Fig 4. Weighted risk of early mother to child transmission among mothers with HIV seroconversions during pregnancy compared to mothers with reported HIV-positive status prior to the current pregnancy.

Fig 4

This figure illustrates the estimate (diamonds) and 95% confidence intervals (vertical lines) for the proportion of HIV-infected mothers who had transmitted HIV to their infants by 4–8 weeks postpartum.
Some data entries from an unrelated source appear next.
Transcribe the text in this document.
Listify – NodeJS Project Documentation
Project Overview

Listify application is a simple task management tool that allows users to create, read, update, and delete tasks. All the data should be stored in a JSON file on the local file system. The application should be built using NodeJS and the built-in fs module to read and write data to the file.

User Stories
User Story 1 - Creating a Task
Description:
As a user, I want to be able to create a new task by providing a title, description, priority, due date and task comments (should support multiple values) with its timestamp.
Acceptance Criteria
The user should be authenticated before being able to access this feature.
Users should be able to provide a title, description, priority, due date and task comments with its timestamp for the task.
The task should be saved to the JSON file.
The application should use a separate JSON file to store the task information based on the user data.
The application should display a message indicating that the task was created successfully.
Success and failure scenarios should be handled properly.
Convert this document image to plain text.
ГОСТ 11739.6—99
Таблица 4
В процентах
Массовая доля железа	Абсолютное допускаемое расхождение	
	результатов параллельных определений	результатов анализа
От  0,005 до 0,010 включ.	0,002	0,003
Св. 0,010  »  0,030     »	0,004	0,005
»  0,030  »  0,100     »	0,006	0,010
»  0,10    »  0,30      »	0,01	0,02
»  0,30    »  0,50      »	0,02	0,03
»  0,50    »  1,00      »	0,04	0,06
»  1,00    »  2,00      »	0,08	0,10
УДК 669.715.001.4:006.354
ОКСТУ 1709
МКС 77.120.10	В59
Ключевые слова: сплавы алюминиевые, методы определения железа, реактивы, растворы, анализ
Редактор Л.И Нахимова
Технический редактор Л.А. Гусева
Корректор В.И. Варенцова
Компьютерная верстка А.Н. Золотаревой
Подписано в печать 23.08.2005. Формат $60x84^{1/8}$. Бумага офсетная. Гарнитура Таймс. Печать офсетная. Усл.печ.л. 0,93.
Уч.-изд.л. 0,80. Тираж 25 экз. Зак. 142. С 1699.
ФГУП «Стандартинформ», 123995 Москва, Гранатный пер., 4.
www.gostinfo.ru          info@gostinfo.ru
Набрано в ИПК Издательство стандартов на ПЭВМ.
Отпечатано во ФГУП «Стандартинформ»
Proportions are adjusted for the survey sampling design including clustering, design effects and nonresponse, and weighted to the population distribution of live-births for South Africa (SA) in 2011. The left panel of the graph shows a significantly higher proportion of mothers who seroconverted during pregnancy transmitted HIV to their infants than did mothers whose HIV infection was known to them before or during this pregnancy. The right panel subsets the women who seroconverted during pregnancy by the estimated week of gestation in which they seroconverted. Estimates of time of seroconversion were imputed using a uniform distribution to assign an equal probability of seroconversion to each day between delivery and the last reported negative HIV test during pregnancy. The graph shows results based on combined analysis of 20 imputations of this variable, and shows that the confidence intervals for the estimated proportion of mothers transmitting to their infants did not differ whether the mother was estimated to have seroconverted before or after 32 weeks gestation.